Let $f$ be a function with domain D, and let $g$ be an extension of $f$ with domain A. Then by definition, $f=g|_{D}$ and $D \subseteq A$. Let $i$ be the inclusion mapping from D to A given by $i(x)=x$ for all $x \in D$. Prove $f = g \circ i$.
So I know that to prove function equality, I have to prove that: 1. Dom(f)=Dom($g \circ i$) 2. For all $x \in Dom(f)$, f(x)=g(x)
To prove the first point, I have: $[\subseteq]$ Let $x \in Dom(f)$. Then $x \in D$. $Dom(g \circ i)=D$ by Theorem 4.2.1, so $Dom(f) \subseteq Dom(g \circ i)$ $[\supseteq]$ Let $x \in Dom(g \circ i)$. $Dom(g \circ i)=D$, so $x \in D$. Dom(f)=D, so $Dom(g \circ i) \subseteq Dom(f)$.
Then, to prove the second point, I'm sort of lost.
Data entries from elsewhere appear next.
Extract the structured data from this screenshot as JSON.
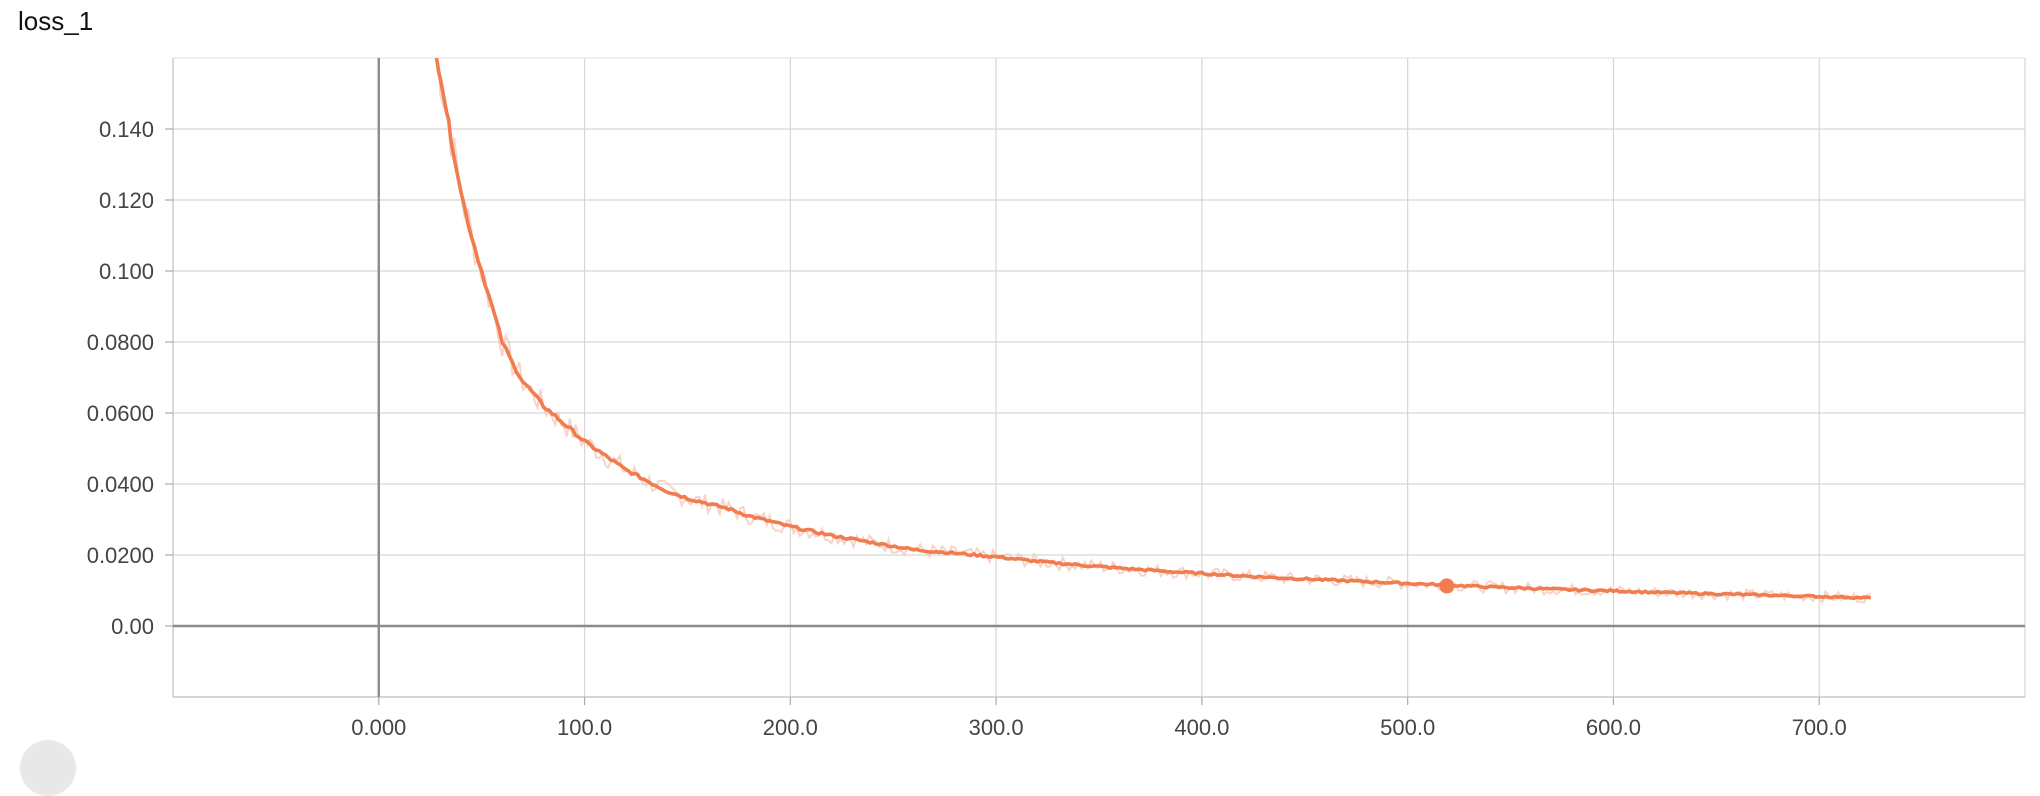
{
  "chart_data": {
    "type": "line",
    "title": "loss_1",
    "xlabel": "",
    "ylabel": "",
    "xlim": [
      -100,
      800
    ],
    "ylim": [
      -0.02,
      0.16
    ],
    "x_ticks": [
      0,
      100,
      200,
      300,
      400,
      500,
      600,
      700
    ],
    "x_tick_labels": [
      "0.000",
      "100.0",
      "200.0",
      "300.0",
      "400.0",
      "500.0",
      "600.0",
      "700.0"
    ],
    "y_ticks": [
      0,
      0.02,
      0.04,
      0.06,
      0.08,
      0.1,
      0.12,
      0.14
    ],
    "y_tick_labels": [
      "0.00",
      "0.0200",
      "0.0400",
      "0.0600",
      "0.0800",
      "0.100",
      "0.120",
      "0.140"
    ],
    "grid": true,
    "series": [
      {
        "color": "#f07c4f",
        "raw_color": "#f7c9b6",
        "x": [
          28,
          30,
          33,
          35,
          40,
          45,
          50,
          55,
          60,
          65,
          70,
          80,
          90,
          100,
          110,
          120,
          130,
          140,
          150,
          160,
          170,
          180,
          190,
          200,
          220,
          240,
          260,
          280,
          300,
          320,
          340,
          360,
          380,
          400,
          420,
          440,
          460,
          480,
          500,
          520,
          540,
          560,
          580,
          600,
          620,
          640,
          660,
          680,
          700,
          720,
          725
        ],
        "y": [
          0.16,
          0.155,
          0.145,
          0.138,
          0.122,
          0.11,
          0.1,
          0.09,
          0.08,
          0.074,
          0.069,
          0.062,
          0.057,
          0.052,
          0.048,
          0.044,
          0.041,
          0.038,
          0.036,
          0.0345,
          0.033,
          0.031,
          0.0295,
          0.028,
          0.0255,
          0.0235,
          0.0215,
          0.0205,
          0.0195,
          0.0182,
          0.0172,
          0.0163,
          0.0155,
          0.0148,
          0.0141,
          0.0135,
          0.013,
          0.0125,
          0.012,
          0.0115,
          0.011,
          0.0106,
          0.0102,
          0.0099,
          0.0095,
          0.0092,
          0.0089,
          0.0086,
          0.0083,
          0.008,
          0.0079
        ]
      }
    ],
    "highlight_point": {
      "x": 519,
      "y": 0.0113
    }
  }
}
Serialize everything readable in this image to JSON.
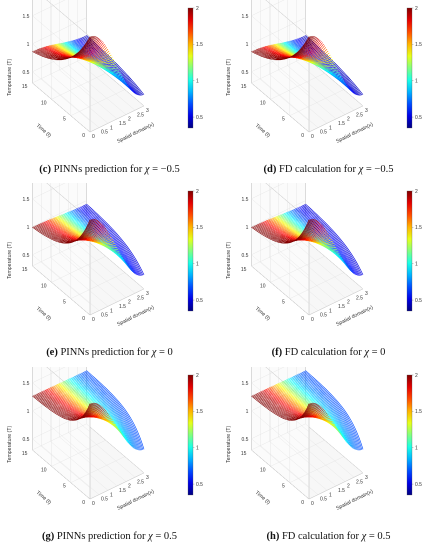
{
  "colorbar": {
    "ticks": [
      "2",
      "1.5",
      "1",
      "0.5"
    ]
  },
  "chart_data": [
    {
      "type": "surface",
      "panel": "c",
      "label": "(c)",
      "caption_pre": "PINNs prediction for ",
      "symbol": "χ",
      "caption_eq": " = ",
      "value": "−0.5",
      "chi": -0.5,
      "xlabel": "Spatial domain(x)",
      "ylabel": "Time (t)",
      "zlabel": "Temperature (T)",
      "xticks": [
        "0",
        "0.5",
        "1",
        "1.5",
        "2",
        "2.5",
        "3"
      ],
      "yticks": [
        "0",
        "5",
        "10",
        "15"
      ],
      "zticks": [
        "0.5",
        "1",
        "1.5",
        "2"
      ],
      "xlim": [
        0,
        3
      ],
      "ylim": [
        0,
        15
      ],
      "zlim": [
        0.3,
        2.0
      ]
    },
    {
      "type": "surface",
      "panel": "d",
      "label": "(d)",
      "caption_pre": "FD calculation for ",
      "symbol": "χ",
      "caption_eq": " = ",
      "value": "−0.5",
      "chi": -0.5,
      "xlabel": "Spatial domain(x)",
      "ylabel": "Time (t)",
      "zlabel": "Temperature (T)",
      "xticks": [
        "0",
        "0.5",
        "1",
        "1.5",
        "2",
        "2.5",
        "3"
      ],
      "yticks": [
        "0",
        "5",
        "10",
        "15"
      ],
      "zticks": [
        "0.5",
        "1",
        "1.5",
        "2"
      ],
      "xlim": [
        0,
        3
      ],
      "ylim": [
        0,
        15
      ],
      "zlim": [
        0.3,
        2.0
      ]
    },
    {
      "type": "surface",
      "panel": "e",
      "label": "(e)",
      "caption_pre": "PINNs prediction for ",
      "symbol": "χ",
      "caption_eq": " = ",
      "value": "0",
      "chi": 0,
      "xlabel": "Spatial domain(x)",
      "ylabel": "Time (t)",
      "zlabel": "Temperature (T)",
      "xticks": [
        "0",
        "0.5",
        "1",
        "1.5",
        "2",
        "2.5",
        "3"
      ],
      "yticks": [
        "0",
        "5",
        "10",
        "15"
      ],
      "zticks": [
        "0.5",
        "1",
        "1.5",
        "2"
      ],
      "xlim": [
        0,
        3
      ],
      "ylim": [
        0,
        15
      ],
      "zlim": [
        0.3,
        2.0
      ]
    },
    {
      "type": "surface",
      "panel": "f",
      "label": "(f)",
      "caption_pre": "FD calculation for ",
      "symbol": "χ",
      "caption_eq": " = ",
      "value": "0",
      "chi": 0,
      "xlabel": "Spatial domain(x)",
      "ylabel": "Time (t)",
      "zlabel": "Temperature (T)",
      "xticks": [
        "0",
        "0.5",
        "1",
        "1.5",
        "2",
        "2.5",
        "3"
      ],
      "yticks": [
        "0",
        "5",
        "10",
        "15"
      ],
      "zticks": [
        "0.5",
        "1",
        "1.5",
        "2"
      ],
      "xlim": [
        0,
        3
      ],
      "ylim": [
        0,
        15
      ],
      "zlim": [
        0.3,
        2.0
      ]
    },
    {
      "type": "surface",
      "panel": "g",
      "label": "(g)",
      "caption_pre": "PINNs prediction for ",
      "symbol": "χ",
      "caption_eq": " = ",
      "value": "0.5",
      "chi": 0.5,
      "xlabel": "Spatial domain(x)",
      "ylabel": "Time (t)",
      "zlabel": "Temperature (T)",
      "xticks": [
        "0",
        "0.5",
        "1",
        "1.5",
        "2",
        "2.5",
        "3"
      ],
      "yticks": [
        "0",
        "5",
        "10",
        "15"
      ],
      "zticks": [
        "0.5",
        "1",
        "1.5",
        "2"
      ],
      "xlim": [
        0,
        3
      ],
      "ylim": [
        0,
        15
      ],
      "zlim": [
        0.3,
        2.0
      ]
    },
    {
      "type": "surface",
      "panel": "h",
      "label": "(h)",
      "caption_pre": "FD calculation for ",
      "symbol": "χ",
      "caption_eq": " = ",
      "value": "0.5",
      "chi": 0.5,
      "xlabel": "Spatial domain(x)",
      "ylabel": "Time (t)",
      "zlabel": "Temperature (T)",
      "xticks": [
        "0",
        "0.5",
        "1",
        "1.5",
        "2",
        "2.5",
        "3"
      ],
      "yticks": [
        "0",
        "5",
        "10",
        "15"
      ],
      "zticks": [
        "0.5",
        "1",
        "1.5",
        "2"
      ],
      "xlim": [
        0,
        3
      ],
      "ylim": [
        0,
        15
      ],
      "zlim": [
        0.3,
        2.0
      ]
    }
  ]
}
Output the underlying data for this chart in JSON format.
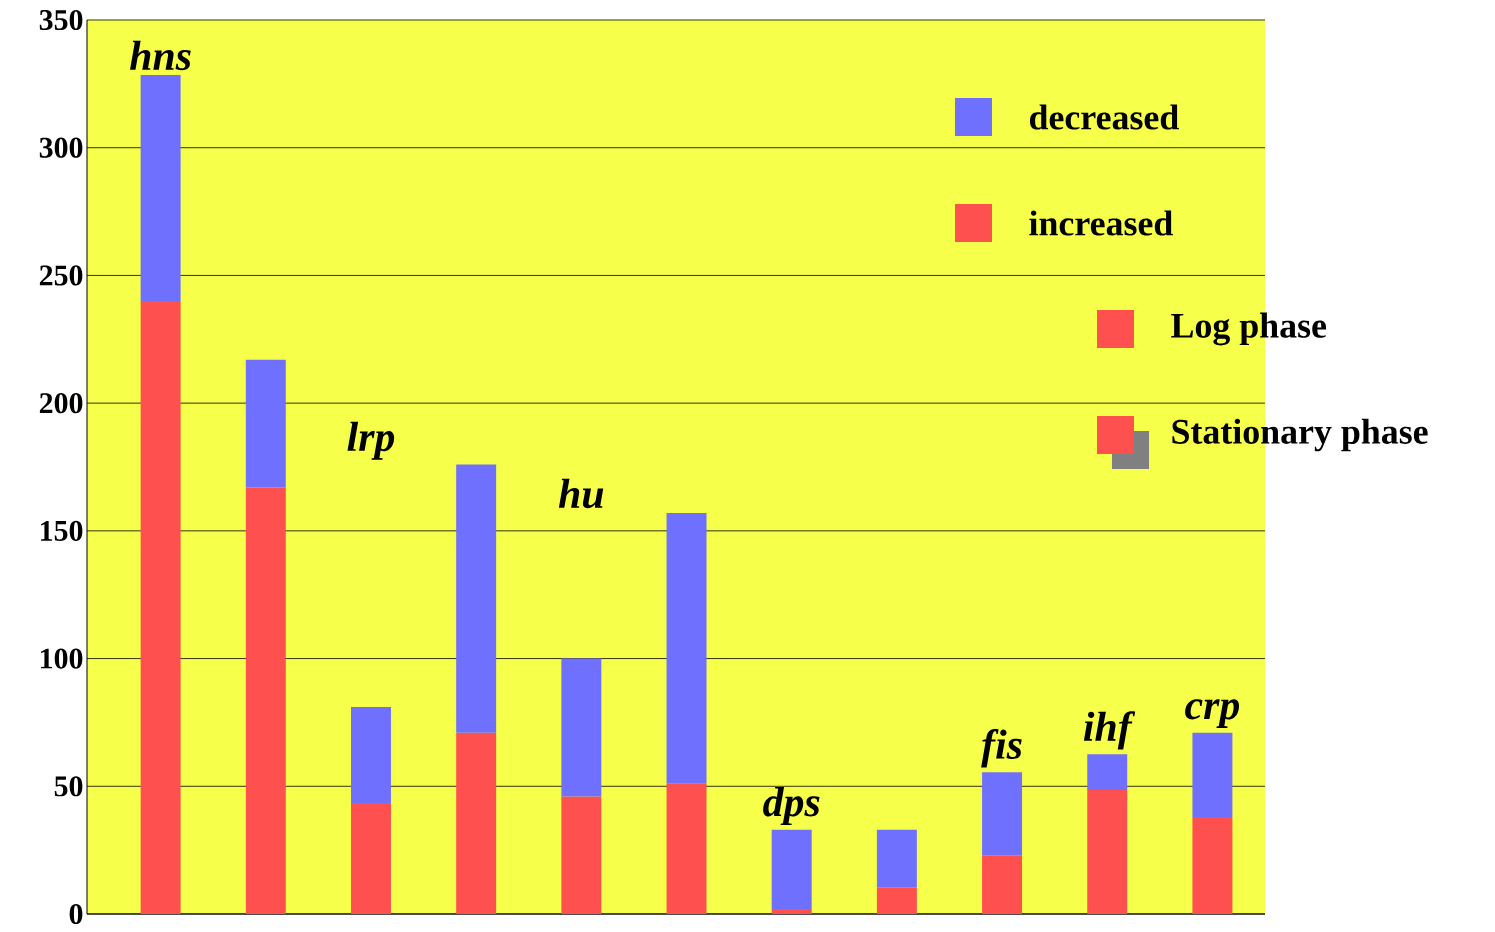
{
  "chart_data": {
    "type": "bar",
    "stacked": true,
    "categories": [
      "hns",
      null,
      "lrp",
      null,
      "hu",
      null,
      "dps",
      null,
      "fis",
      "ihf",
      "crp"
    ],
    "series": [
      {
        "name": "increased",
        "color": "#ff5050",
        "values": [
          240,
          167,
          43.5,
          71,
          46,
          51,
          2,
          10.5,
          23,
          48.5,
          38
        ]
      },
      {
        "name": "decreased",
        "color": "#7070ff",
        "values": [
          88.5,
          50,
          37.5,
          105,
          54,
          106,
          31,
          22.5,
          32.5,
          14,
          33
        ]
      }
    ],
    "annotations": [
      "Log phase",
      "Stationary phase"
    ],
    "ylim": [
      0,
      350
    ],
    "yticks": [
      0,
      50,
      100,
      150,
      200,
      250,
      300,
      350
    ],
    "grid": "y",
    "legend": "top right"
  }
}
I know I have to prove that for any $x \in f(x), x \in g(x)$, but I'm lost as to how.
Suggestions?
On the first part: Since you have that $Dom(f)=D=Dom(g\circ i)$, you don't have to do inclusion in both directions, because you already know they're the same set.
For the second point, what you need to show is that, for every $x$ in that domain, we have $f(x)=(g\circ i)(x)$, which is true by definition of "extension".
That's really all you need.